I controlli dei carabinieri in Friuli.
Controlli a tappeto dei carabinieri del NIL di Udine in diversi settori produttivi della provincia, con l’obiettivo di contrastare il lavoro nero e verificare il rispetto delle norme sulla sicurezza nei luoghi di lavoro. L’attività ispettiva ha portato alla sospensione di cinque attività e a sanzioni e ammende complessive per oltre 140mila euro.
Le verifiche sono state condotte nei giorni scorsi dai carabinieri del Nucleo Ispettorato del Lavoro di Udine, con il supporto dei militari delle Compagnie di Udine, Palmanova e Cividale del Friuli. I controlli hanno riguardato pubblici esercizi, agricoltura e servizi alla persona, con particolare attenzione alla regolare occupazione dei lavoratori e alla tutela della salute e della sicurezza nei luoghi di lavoro.
Il bilancio dei controlli e le irregolarità.
Nel corso dell’attività ispettiva sono emerse diverse violazioni: dalla mancata formazione dei lavoratori in materia di sicurezza all’omessa redazione del Documento di valutazione dei rischi, dalla mancata nomina dell’RSPP all’assenza degli addetti antincendio e primo soccorso. Contestate anche la mancata sorveglianza sanitaria e l’omessa nomina del medico competente.
Durante i controlli sono stati individuati anche due lavoratori in nero in due diverse aziende. In tutto sono stati ispezionati cinque saloni di parrucchieri, una pizzeria, un centro massaggi e un’azienda di servizi di supporto all’agricoltura, tutti risultati non conformi. Gli obiettivi delle verifiche sono stati individuati sulla base di attività informativa e dell’analisi di dati provenienti dall’Arma territoriale, dai Nuclei Carabinieri Ispettorato del Lavoro e dalle banche dati.
Cinque attività sospese
I carabinieri hanno adottato provvedimenti di sospensione dell’attività imprenditoriale nei confronti di tre saloni di parrucchieri e di una pizzeria per gravi violazioni in materia di sicurezza. Un’azienda di servizi di supporto all’agricoltura è stata invece sospesa per lavoro nero. In uno degli esercizi di parrucchieri è stata riscontrata anche la presenza di un lavoratore non regolarmente assunto su due impiegati.
Sanzioni per oltre 25mila euro in una parrucchieria
In una parrucchieria di Udine sono state contestate la mancata formazione antincendio dell’addetto nominato dall’azienda, la mancata formazione dei lavoratori e la mancata nomina dell’RSPP. Per l’attività è stata disposta la sospensione per gravi violazioni in materia di sicurezza. Le sanzioni superano i 25mila euro.
Centro massaggi multato per circa 20mila euro
In un centro massaggi di Udine sono state rilevate la mancata nomina del medico competente, l’omessa visita medica di idoneità alla mansione per i lavoratori e l’omessa formazione in materia di sicurezza. Le sanzioni ammontano a circa 20mila euro.
Azienda agricola sospesa per lavoro nero
Sanzioni per circa 30mila euro sono state contestate a un’azienda di servizi di supporto all’agricoltura, con sede a San Giovanni al Natisone e operante nel territorio di Buttrio. I carabinieri hanno accertato l’omessa visita medica di idoneità alla mansione, la mancata formazione sulla sicurezza, la mancata nomina dell’addetto alle emergenze e l’assenza della cassetta di primo soccorso.
L’azienda impiegava anche un lavoratore in nero su sei lavoratori assunti. Per questo è stata disposta la sospensione dell’attività imprenditoriale.

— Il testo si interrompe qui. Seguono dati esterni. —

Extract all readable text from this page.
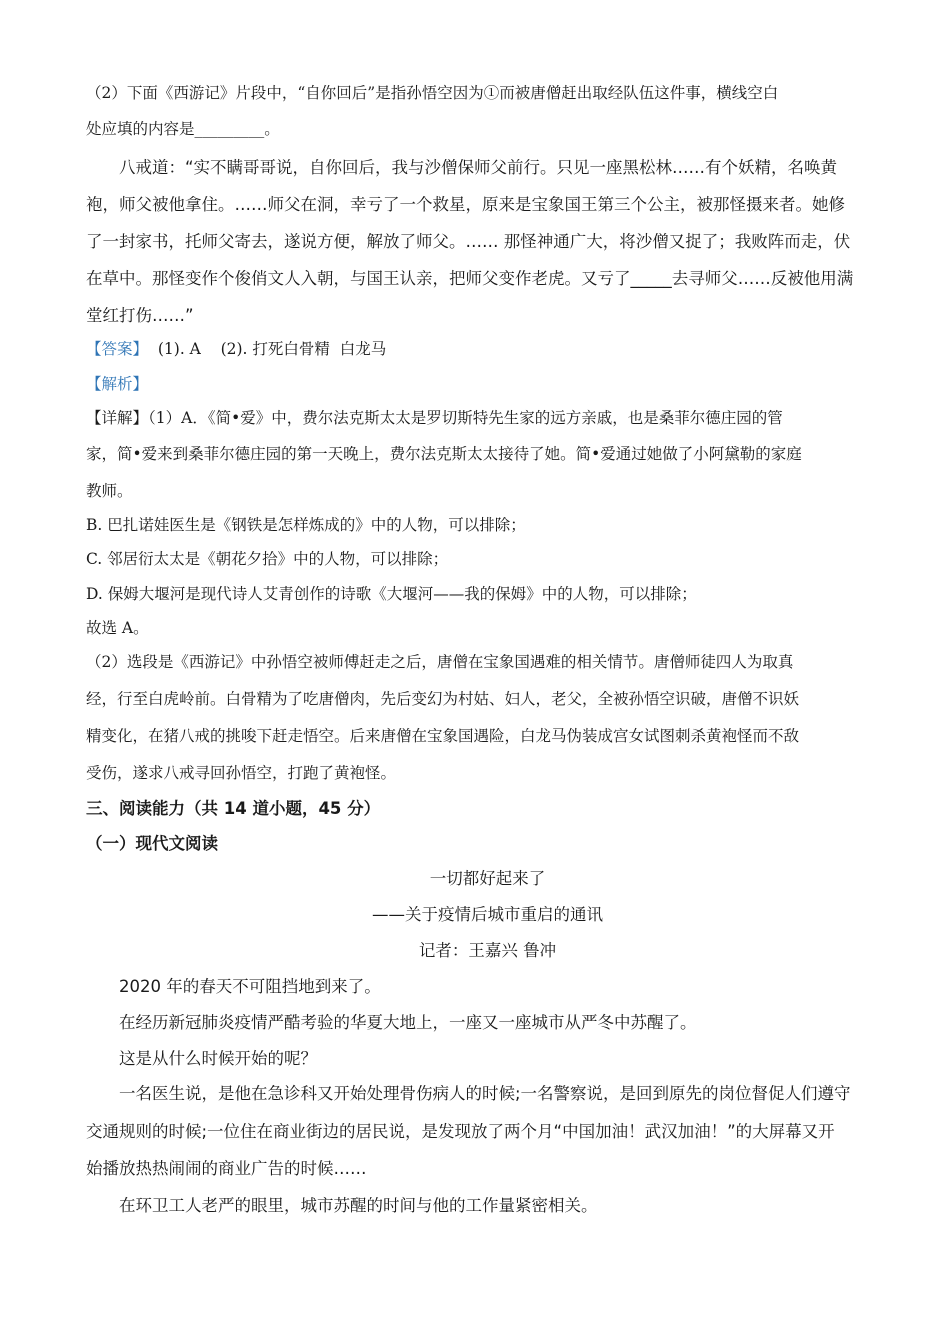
（2）下面《西游记》片段中，“自你回后”是指孙悟空因为①而被唐僧赶出取经队伍这件事，横线空白
处应填的内容是_________。
八戒道：“实不瞒哥哥说，自你回后，我与沙僧保师父前行。只见一座黑松林……有个妖精，名唤黄
袍，师父被他拿住。……师父在洞，幸亏了一个救星，原来是宝象国王第三个公主，被那怪摄来者。她修
了一封家书，托师父寄去，遂说方便，解放了师父。…… 那怪神通广大，将沙僧又捉了；我败阵而走，伏
在草中。那怪变作个俊俏文人入朝，与国王认亲，把师父变作老虎。又亏了_____去寻师父……反被他用满
堂红打伤……”
【答案】  (1). A    (2). 打死白骨精  白龙马
【解析】
【详解】（1）A．《简•爱》中，费尔法克斯太太是罗切斯特先生家的远方亲戚，也是桑菲尔德庄园的管
家，简•爱来到桑菲尔德庄园的第一天晚上，费尔法克斯太太接待了她。简•爱通过她做了小阿黛勒的家庭
教师。
B. 巴扎诺娃医生是《钢铁是怎样炼成的》中的人物，可以排除；
C. 邻居衍太太是《朝花夕拾》中的人物，可以排除；
D. 保姆大堰河是现代诗人艾青创作的诗歌《大堰河——我的保姆》中的人物，可以排除；
故选 A。
（2）选段是《西游记》中孙悟空被师傅赶走之后，唐僧在宝象国遇难的相关情节。唐僧师徒四人为取真
经，行至白虎岭前。白骨精为了吃唐僧肉，先后变幻为村姑、妇人，老父，全被孙悟空识破，唐僧不识妖
精变化，在猪八戒的挑唆下赶走悟空。后来唐僧在宝象国遇险，白龙马伪装成宫女试图刺杀黄袍怪而不敌
受伤，遂求八戒寻回孙悟空，打跑了黄袍怪。
三、阅读能力（共 14 道小题，45 分）
（一）现代文阅读
一切都好起来了
——关于疫情后城市重启的通讯
记者：王嘉兴 鲁冲
2020 年的春天不可阻挡地到来了。
在经历新冠肺炎疫情严酷考验的华夏大地上，一座又一座城市从严冬中苏醒了。
这是从什么时候开始的呢？
一名医生说，是他在急诊科又开始处理骨伤病人的时候;一名警察说，是回到原先的岗位督促人们遵守
交通规则的时候;一位住在商业街边的居民说，是发现放了两个月“中国加油！武汉加油！”的大屏幕又开
始播放热热闹闹的商业广告的时候……
在环卫工人老严的眼里，城市苏醒的时间与他的工作量紧密相关。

Le altre violazioni nelle attività di Udine
In un salone di parrucchiere per uomo di Udine sono state elevate sanzioni per circa 10mila euro per la mancata formazione dei lavoratori in materia di sicurezza.
In un’altra parrucchieria del capoluogo sono state contestate violazioni per oltre 25mila euro, tra cui la mancata formazione antincendio dell’addetto nominato dall’azienda, la mancata formazione dei lavoratori e l’assenza di dispositivi antincendio.
Sanzioni per oltre 20mila euro sono state irrogate anche a una pizzeria di Udine, dove sono state riscontrate l’omessa formazione dei lavoratori, la mancanza della cassetta di primo soccorso e l’omessa redazione del Documento di valutazione dei rischi. Anche in questo caso è stata disposta la sospensione dell’attività per gravi violazioni sulla sicurezza.
Infine, in una parrucchieria di Udine sono state contestate violazioni per oltre 10mila euro per l’omessa redazione del Documento di valutazione dei rischi. L’attività è stata sospesa sia per gravi violazioni in materia di sicurezza sia per lavoro nero.